Страница 34 из 53
О Миллере Пушкин упоминал в письме к Вяземскому в марте 1830 года и в набросках статьи о Шаппе де Отроше — аббате, совершившем в 1761 году путешествие в Тобольск и издавшем в Амстердаме кнгиу «Путешествие в Сибирь». Чтобы писать об известных путешественниках, необходимы высокая компетентность и информированность об их делах и книгах. Пушкин этими качествами обладал в достатке, и от его внимания не могла ускользнуть грамота Ивана IV Строгановым, в которой Кучум назван «Сибирским салтаном».

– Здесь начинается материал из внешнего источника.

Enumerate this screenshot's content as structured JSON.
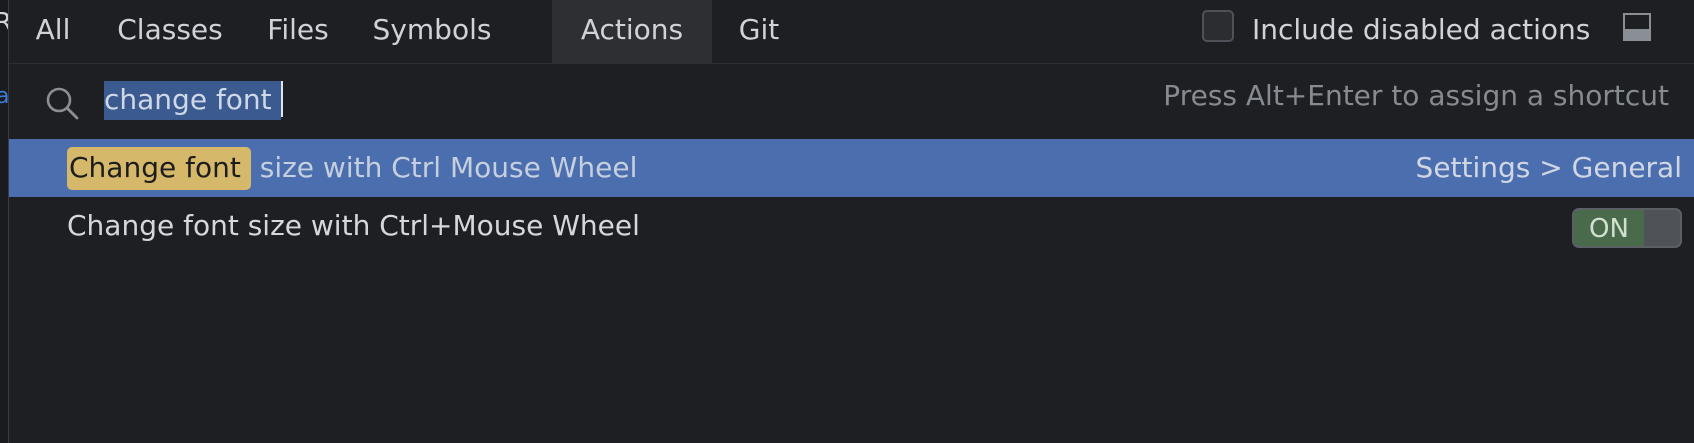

Необычный титул запомнился поэту и когда он задумал «Сказку», присвоил ее главному герою необыкновенное имя, одновременно обозначающее и царский титул: царь Салтан — царь Царь. Правильно было бы писать Царь (Салтан). Знал ли Пушкин истинное значение слова «Салтан»? Думается, знал. В сибирской черепановской летописи, с которой Пушкин был знаком и которая была у него в библиотеке, один из противников Ермака назван царевичем Салтаном. У Кучумова сына Алтаная, который жил в Ярославле на царском жаловании, было два сына, именовавшихся царевичами: Дост-салтан и Иш-салтан. Оба они, равно как жены и дети их, погребены в Новоспасском монастыре в Москве, и им придан титул царевичей, который и остался за последующим поколением. «Сибирские царевичи» в начале XVIII столетия были переименованы в «князей сибирских». Постепенно слово «салтан» перестает быть титулом и приобретает значение имени собственного — Салтан. От него пошли фамилии Салтановых, Салтанаковых, Салтановских.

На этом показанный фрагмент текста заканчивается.